My article with Krystle Shore (University of Waterloo) and Jenna Imad Harb (Australian National University) is available in the new issue of Critical Social Policy. ANU media has provided a press release that summarizes the findings, and the full text is available here.
Body-Worn Cameras, Police Violence, and the Politics of Evidence: A Case of Ontological Gerrymandering
Abstract: Public demands for greater police accountability, particularly in relation to violence targeting Black and Brown communities, have placed pressure on law enforcement organizations to be more transparent about officers’ actions. The implementation of police body-worn cameras (BWCs) has become a popular response. This paper examines the embrace of BWCs amidst the wider shift toward evidence-based policing by scrutinizing the body of research that evaluates the effects of these technologies.
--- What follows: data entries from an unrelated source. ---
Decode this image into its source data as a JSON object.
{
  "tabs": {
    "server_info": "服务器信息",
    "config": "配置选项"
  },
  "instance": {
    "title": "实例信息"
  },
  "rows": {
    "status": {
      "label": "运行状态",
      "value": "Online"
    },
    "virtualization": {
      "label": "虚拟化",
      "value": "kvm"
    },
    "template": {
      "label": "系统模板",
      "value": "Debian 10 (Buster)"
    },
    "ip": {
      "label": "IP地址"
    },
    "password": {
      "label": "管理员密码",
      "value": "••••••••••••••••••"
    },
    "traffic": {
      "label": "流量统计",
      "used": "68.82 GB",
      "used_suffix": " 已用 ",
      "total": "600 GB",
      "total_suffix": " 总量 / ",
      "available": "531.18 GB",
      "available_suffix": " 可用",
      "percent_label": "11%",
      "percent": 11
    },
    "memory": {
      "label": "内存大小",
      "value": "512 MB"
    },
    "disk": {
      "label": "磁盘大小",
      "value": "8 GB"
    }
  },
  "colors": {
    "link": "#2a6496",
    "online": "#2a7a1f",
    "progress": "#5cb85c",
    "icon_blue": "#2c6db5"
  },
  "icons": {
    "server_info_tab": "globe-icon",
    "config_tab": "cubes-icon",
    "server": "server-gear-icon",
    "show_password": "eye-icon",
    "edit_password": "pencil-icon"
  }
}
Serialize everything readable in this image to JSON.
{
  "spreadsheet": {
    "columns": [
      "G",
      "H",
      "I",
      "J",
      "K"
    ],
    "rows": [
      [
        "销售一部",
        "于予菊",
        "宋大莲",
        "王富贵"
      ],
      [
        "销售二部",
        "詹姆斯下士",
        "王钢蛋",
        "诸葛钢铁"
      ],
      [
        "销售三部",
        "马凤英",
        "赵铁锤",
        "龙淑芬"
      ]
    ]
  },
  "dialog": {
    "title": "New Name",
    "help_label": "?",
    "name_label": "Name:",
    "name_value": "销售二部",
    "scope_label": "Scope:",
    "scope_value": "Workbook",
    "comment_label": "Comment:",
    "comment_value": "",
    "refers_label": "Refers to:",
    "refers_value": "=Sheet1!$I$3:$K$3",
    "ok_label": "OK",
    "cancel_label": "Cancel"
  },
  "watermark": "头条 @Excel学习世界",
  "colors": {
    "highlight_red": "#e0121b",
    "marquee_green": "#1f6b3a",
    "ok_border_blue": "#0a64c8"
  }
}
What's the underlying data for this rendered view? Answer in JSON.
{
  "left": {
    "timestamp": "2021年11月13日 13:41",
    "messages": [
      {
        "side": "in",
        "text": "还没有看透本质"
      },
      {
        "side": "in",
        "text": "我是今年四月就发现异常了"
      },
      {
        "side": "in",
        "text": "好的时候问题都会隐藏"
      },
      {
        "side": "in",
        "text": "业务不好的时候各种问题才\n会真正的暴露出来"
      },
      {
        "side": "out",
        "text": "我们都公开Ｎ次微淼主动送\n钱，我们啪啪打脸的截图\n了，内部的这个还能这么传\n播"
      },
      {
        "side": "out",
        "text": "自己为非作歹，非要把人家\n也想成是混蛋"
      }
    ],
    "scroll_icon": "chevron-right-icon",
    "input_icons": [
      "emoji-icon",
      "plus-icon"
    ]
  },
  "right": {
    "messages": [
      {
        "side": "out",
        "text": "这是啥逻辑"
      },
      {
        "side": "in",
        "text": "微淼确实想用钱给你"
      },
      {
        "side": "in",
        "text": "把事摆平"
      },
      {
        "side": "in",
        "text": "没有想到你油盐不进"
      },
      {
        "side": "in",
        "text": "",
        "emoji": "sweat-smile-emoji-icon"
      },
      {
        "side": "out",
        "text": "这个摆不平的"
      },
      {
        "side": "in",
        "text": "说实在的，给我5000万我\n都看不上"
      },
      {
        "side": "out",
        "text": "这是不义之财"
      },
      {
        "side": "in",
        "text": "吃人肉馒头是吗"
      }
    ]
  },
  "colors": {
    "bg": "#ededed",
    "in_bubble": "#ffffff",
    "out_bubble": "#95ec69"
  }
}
Using an intertextual analysis, we illustrate how the privileging of certain forms of empiricism, particularly randomized controlled trials, evinces what Woolgar and Pawluch describe as ontological gerrymandering. In doing so, the emergent evidence base supporting BWCs as a policing tool constitutively redefines police violence into a narrow conceptualization rooted in encounters between citizens and police. This analysis examines how these framings, by design, minimize racialized power relations and structural inequality. We conclude by reflecting on the implications of these evidence-based claims, arguing that they can direct attention away from—and thus can buttress—the structural conditions and institutions that perpetuate police violence.